UTA does not specifically address waiving sovereign immunity in its motion. However, “[i]t has long been settled that a state's waiver of its Eleventh Amendment immunity must be unequivocally expressed.” Perez v. Region 20 Educ. Serv. Ctr., 307 F.3d 318, 332 (5th Cir. 2002).
IV. RECOMMENDATION
For the reasons set above, the Court RECOMMENDS that UTA's Motion to Dismiss [doc. 24] be GRANTED, as Hodges' suit lacks subject matter jurisdiction under Federal Rule of Civil Procedure 12(b)(1).
As the Court has found Hodge's failure to accommodate claim against UTA is barred, at this time, the Court will not address UTA's argument that Hodges has failed to state a claim upon which relief may be granted and that Hodges has failed to plead standing.
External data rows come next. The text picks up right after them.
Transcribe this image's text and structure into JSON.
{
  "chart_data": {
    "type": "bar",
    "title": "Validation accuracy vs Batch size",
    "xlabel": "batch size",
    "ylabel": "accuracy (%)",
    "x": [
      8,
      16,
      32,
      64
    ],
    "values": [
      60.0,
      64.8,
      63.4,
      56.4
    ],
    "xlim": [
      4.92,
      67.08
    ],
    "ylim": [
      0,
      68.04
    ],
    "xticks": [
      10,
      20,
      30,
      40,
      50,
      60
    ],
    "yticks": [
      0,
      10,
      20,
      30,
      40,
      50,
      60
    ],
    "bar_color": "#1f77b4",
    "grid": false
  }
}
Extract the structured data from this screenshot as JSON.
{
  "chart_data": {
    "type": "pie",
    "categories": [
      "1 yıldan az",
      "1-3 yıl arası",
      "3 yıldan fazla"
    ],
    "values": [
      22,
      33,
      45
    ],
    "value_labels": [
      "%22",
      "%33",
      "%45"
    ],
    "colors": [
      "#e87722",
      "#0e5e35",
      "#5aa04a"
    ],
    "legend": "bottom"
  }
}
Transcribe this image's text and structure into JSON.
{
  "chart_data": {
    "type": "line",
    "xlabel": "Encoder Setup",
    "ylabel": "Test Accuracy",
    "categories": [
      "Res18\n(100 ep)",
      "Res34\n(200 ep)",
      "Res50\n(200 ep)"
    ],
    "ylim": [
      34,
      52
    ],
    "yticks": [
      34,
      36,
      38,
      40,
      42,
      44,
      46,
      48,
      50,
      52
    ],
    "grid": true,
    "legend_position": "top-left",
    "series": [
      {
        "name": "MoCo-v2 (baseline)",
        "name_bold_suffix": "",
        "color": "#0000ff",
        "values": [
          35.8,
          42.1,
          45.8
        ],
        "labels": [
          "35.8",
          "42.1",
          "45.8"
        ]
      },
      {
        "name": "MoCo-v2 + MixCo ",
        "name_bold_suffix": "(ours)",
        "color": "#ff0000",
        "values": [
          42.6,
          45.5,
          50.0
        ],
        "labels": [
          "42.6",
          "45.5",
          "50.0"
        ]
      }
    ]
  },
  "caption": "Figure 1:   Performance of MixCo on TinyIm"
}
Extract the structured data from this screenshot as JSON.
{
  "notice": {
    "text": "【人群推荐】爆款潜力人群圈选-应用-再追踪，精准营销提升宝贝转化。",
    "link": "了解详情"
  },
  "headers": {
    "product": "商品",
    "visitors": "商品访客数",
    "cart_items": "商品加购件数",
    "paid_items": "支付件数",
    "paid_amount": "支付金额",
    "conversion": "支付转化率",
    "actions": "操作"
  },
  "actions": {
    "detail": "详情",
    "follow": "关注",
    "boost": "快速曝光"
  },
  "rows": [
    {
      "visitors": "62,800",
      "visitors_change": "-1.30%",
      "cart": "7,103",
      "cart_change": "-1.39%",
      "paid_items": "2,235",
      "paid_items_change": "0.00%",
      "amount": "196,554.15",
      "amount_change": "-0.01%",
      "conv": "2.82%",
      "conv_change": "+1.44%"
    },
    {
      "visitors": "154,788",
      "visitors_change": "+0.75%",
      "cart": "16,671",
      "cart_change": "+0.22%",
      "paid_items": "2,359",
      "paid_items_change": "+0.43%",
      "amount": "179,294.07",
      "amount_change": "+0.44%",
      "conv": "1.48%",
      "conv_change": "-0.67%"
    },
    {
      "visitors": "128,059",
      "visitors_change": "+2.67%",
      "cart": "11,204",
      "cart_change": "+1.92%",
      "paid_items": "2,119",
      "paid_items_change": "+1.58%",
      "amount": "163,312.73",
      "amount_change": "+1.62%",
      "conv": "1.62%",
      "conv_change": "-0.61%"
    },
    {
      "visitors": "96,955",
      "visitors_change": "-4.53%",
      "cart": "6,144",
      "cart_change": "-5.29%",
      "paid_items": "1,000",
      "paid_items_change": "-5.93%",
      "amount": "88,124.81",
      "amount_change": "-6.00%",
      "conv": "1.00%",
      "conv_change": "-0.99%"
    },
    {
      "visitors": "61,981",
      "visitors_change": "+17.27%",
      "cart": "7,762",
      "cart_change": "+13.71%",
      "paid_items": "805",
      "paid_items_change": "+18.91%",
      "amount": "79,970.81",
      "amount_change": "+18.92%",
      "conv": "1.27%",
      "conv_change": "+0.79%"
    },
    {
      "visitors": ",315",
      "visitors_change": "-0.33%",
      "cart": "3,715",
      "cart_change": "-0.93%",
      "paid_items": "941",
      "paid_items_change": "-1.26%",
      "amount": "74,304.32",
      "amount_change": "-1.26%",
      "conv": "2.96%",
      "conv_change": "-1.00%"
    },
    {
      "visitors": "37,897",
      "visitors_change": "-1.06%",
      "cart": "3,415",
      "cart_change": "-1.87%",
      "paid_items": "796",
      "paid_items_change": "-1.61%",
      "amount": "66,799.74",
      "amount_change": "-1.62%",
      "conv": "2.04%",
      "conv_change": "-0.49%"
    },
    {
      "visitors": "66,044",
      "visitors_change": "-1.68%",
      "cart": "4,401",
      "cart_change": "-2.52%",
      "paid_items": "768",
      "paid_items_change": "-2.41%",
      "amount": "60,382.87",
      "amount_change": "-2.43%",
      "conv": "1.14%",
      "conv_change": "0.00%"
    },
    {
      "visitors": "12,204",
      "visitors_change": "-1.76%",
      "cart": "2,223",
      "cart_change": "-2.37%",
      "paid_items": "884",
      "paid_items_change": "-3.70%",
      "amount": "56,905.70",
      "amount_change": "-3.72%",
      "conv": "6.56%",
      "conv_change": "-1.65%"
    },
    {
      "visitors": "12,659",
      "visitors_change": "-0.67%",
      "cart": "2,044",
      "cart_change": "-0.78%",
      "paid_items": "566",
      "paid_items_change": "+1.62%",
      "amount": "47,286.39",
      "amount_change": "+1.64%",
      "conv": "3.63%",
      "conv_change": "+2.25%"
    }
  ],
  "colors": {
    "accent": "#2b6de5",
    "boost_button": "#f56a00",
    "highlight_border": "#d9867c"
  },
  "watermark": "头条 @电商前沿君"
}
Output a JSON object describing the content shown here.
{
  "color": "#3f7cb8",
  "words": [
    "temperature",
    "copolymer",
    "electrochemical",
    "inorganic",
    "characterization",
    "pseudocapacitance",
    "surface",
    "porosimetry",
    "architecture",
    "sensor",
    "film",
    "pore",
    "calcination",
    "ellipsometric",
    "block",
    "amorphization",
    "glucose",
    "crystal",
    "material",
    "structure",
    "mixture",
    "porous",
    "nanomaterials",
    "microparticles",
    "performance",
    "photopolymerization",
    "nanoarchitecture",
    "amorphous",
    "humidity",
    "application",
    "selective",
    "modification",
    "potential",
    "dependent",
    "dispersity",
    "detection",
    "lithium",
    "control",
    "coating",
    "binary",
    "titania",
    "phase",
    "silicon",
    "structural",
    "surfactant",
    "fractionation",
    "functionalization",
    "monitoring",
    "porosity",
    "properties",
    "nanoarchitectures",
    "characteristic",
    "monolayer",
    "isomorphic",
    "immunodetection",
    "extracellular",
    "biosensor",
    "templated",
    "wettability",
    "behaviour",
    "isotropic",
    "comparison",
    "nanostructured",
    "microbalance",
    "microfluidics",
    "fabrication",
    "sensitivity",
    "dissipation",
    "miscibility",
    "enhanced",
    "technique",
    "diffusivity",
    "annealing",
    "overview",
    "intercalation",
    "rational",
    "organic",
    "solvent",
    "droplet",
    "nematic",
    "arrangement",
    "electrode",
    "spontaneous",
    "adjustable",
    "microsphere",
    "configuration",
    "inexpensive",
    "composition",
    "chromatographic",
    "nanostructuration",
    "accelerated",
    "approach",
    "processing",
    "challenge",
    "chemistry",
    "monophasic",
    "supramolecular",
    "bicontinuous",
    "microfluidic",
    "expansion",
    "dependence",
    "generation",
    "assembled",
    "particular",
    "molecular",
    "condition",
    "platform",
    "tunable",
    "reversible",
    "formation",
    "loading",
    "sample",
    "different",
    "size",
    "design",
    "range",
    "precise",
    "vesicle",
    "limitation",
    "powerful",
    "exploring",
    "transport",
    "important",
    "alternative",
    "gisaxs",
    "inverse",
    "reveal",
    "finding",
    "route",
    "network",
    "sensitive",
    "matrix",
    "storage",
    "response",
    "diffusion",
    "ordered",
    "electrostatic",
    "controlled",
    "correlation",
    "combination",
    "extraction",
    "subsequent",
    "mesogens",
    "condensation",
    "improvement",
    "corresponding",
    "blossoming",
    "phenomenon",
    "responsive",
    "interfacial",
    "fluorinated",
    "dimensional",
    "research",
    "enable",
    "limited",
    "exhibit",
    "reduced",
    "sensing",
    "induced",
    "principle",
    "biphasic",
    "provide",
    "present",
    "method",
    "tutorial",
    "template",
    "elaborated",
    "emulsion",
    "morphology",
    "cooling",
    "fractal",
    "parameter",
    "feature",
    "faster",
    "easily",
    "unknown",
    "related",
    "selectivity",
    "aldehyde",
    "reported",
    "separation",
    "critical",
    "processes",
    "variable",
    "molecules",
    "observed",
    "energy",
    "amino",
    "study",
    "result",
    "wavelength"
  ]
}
NOTICE OF RIGHT TO OBJECT TO PROPOSED FINDINGS, CONCLUSIONS AND RECOMMENDATION AND CONSEQUENCES OF FAILURE TO OBJECT
Under 28 U.S.C. § 636(b)(1), each party to this action has the right to serve and file specific written objections in the United States District Court to the United States Magistrate Judge's proposed findings, conclusions and recommendation within fourteen (14) days after the party has been served with a copy of this document. The United States District Judge need only make a de novo determination of those portions of the United States Magistrate Judge's proposed findings, conclusions and recommendation to which specific objection is timely made. See 28 U.S.C. § 636(b)(1). Failure to file, by the date stated above, a specific written objection to a proposed factual finding or legal conclusion will bar a party, except upon grounds of plain error or manifest injustice, from attacking on appeal any such proposed factual findings and legal conclusions accepted by the United States District Judge. See Douglass v. United Servs. Auto Ass'n, 79 F.3d 1415, 1428-29 (5th Cir. 1996), modified by statute on other grounds, 28 U.S.C. § 636(b)(1) (extending time to file objections to 14 days).
ORDER
Under 28 U.S.C. § 636, it is hereby ORDERED that each party is granted until July 4, 2023, to serve and file written objections to the United States Magistrate Judge's proposed findings, conclusions and recommendation. It is further ORDERED that if objections are filed and the opposing party chooses to file a response, the response shall be filed within seven (7) days of the filing date of the objections.
It is further ORDERED that the above-styled and numbered action, previously referred to the United States Magistrate Judge for findings, conclusion and recommendation, be and hereby, is returned to the docket of the United States District Judge.